Direct observations will be complemented by the ECMWF MACC re-analysis datasets, including aerosol and cloud properties. Energy budgets will be constrained with data from the Clouds and the Earth's Radiant Energy System (CERES) instrument flown on several satellites. Time-resolved measurements from the Geostationary Earth Radiation Budget Project (GERB) as well as higher resolution spectral-to-broadband converted datasets from spectral imagers such as MSG SEVIRI and third-generation instruments on GOES-R, Himawari 8/9 and MTG will also be used.
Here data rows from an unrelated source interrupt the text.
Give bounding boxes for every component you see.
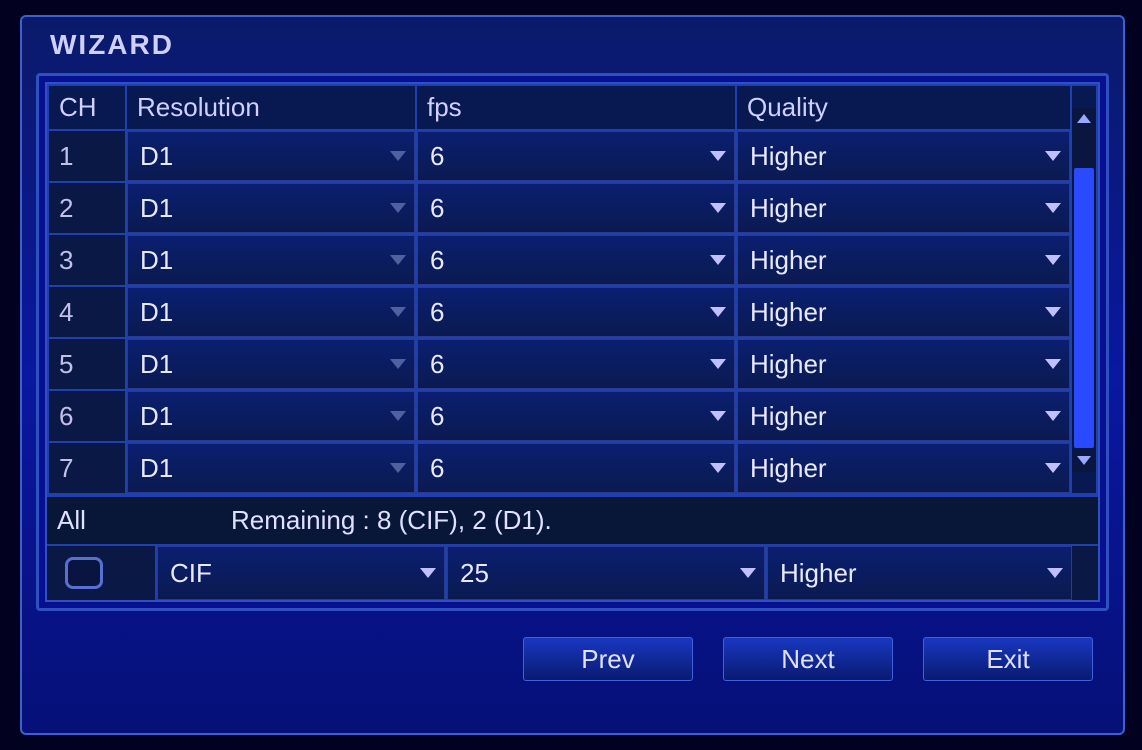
resolution-select[interactable]: D1 [127,443,415,493]
chevron-down-icon [390,151,406,161]
all-quality-select[interactable]: Higher [767,546,1072,600]
scrollbar[interactable] [1072,108,1096,472]
chevron-down-icon [1045,203,1061,213]
resolution-select[interactable]: D1 [127,183,415,233]
chevron-down-icon [710,203,726,213]
header-fps: fps [416,85,736,130]
scrollbar-cell [1071,85,1097,494]
table-row: 6 D1 6 Higher [48,390,1097,442]
fps-select[interactable]: 6 [417,131,735,181]
chevron-down-icon [710,151,726,161]
table-row: 5 D1 6 Higher [48,338,1097,390]
resolution-select[interactable]: D1 [127,235,415,285]
ch-label: 6 [48,390,126,442]
channel-grid: CH Resolution fps Quality 1 D1 [45,82,1100,602]
chevron-down-icon [1045,307,1061,317]
window-title: WIZARD [22,17,1123,69]
quality-select[interactable]: Higher [737,235,1070,285]
fps-select[interactable]: 6 [417,443,735,493]
ch-label: 4 [48,286,126,338]
button-bar: Prev Next Exit [22,619,1123,681]
chevron-down-icon [740,568,756,578]
quality-select[interactable]: Higher [737,183,1070,233]
chevron-down-icon [1045,463,1061,473]
ch-label: 1 [48,130,126,182]
chevron-down-icon [1045,359,1061,369]
scroll-thumb[interactable] [1074,168,1094,448]
all-channels-row: CIF 25 Higher [47,544,1098,600]
chevron-down-icon [390,411,406,421]
header-resolution: Resolution [126,85,416,130]
all-fps-select[interactable]: 25 [447,546,765,600]
resolution-select[interactable]: D1 [127,131,415,181]
chevron-down-icon [390,307,406,317]
fps-select[interactable]: 6 [417,287,735,337]
ch-label: 5 [48,338,126,390]
chevron-down-icon [390,359,406,369]
all-resolution-select[interactable]: CIF [157,546,445,600]
quality-select[interactable]: Higher [737,131,1070,181]
ch-label: 3 [48,234,126,286]
header-quality: Quality [736,85,1071,130]
settings-panel: CH Resolution fps Quality 1 D1 [36,73,1109,611]
chevron-down-icon [1045,255,1061,265]
chevron-down-icon [420,568,436,578]
chevron-down-icon [390,203,406,213]
resolution-select[interactable]: D1 [127,339,415,389]
fps-select[interactable]: 6 [417,391,735,441]
chevron-down-icon [390,463,406,473]
chevron-down-icon [1047,568,1063,578]
all-label: All [51,505,231,536]
fps-select[interactable]: 6 [417,183,735,233]
table-row: 2 D1 6 Higher [48,182,1097,234]
chevron-down-icon [1045,411,1061,421]
prev-button[interactable]: Prev [523,637,693,681]
fps-select[interactable]: 6 [417,339,735,389]
next-button[interactable]: Next [723,637,893,681]
resolution-select[interactable]: D1 [127,287,415,337]
ch-label: 7 [48,442,126,494]
ch-label: 2 [48,182,126,234]
chevron-down-icon [710,463,726,473]
chevron-down-icon [710,359,726,369]
header-ch: CH [48,85,126,130]
remaining-text: Remaining : 8 (CIF), 2 (D1). [231,505,1090,536]
quality-select[interactable]: Higher [737,443,1070,493]
quality-select[interactable]: Higher [737,391,1070,441]
chevron-down-icon [1045,151,1061,161]
quality-select[interactable]: Higher [737,287,1070,337]
fps-select[interactable]: 6 [417,235,735,285]
resolution-select[interactable]: D1 [127,391,415,441]
table-row: 4 D1 6 Higher [48,286,1097,338]
table-row: 3 D1 6 Higher [48,234,1097,286]
scroll-up-button[interactable] [1072,108,1096,130]
quality-select[interactable]: Higher [737,339,1070,389]
chevron-down-icon [710,307,726,317]
scroll-down-button[interactable] [1072,450,1096,472]
exit-button[interactable]: Exit [923,637,1093,681]
chevron-down-icon [710,411,726,421]
chevron-down-icon [390,255,406,265]
status-row: All Remaining : 8 (CIF), 2 (D1). [47,495,1098,544]
wizard-window: WIZARD CH Resolution fps Quality [20,15,1125,735]
table-row: 1 D1 6 Higher [48,130,1097,182]
all-checkbox[interactable] [65,557,103,589]
chevron-down-icon [710,255,726,265]
table-row: 7 D1 6 Higher [48,442,1097,494]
High quality data from the Baseline Surface Radiation Network (BSRN) from the World Radiation Monitoring Center (WRMC) will serve as ground-truth. Water budgets will additionally be constrained through use of high-resolution water vapour retrievals from MODIS and VIIRS as well as MSG SEVIRI data with high temporal resolution. Additional constraints may arise from field campaigns proposed by the Aerosols, Cloud Precipitation and Climate initiative, the analysis of existing measurement campaigns with large scale radiosonde arrays, such as the DYNAMO Array-Averaged Analyses as well as the Atmospheric Radiation Measurement (ARM) programme’s Operational Objective Analysis System.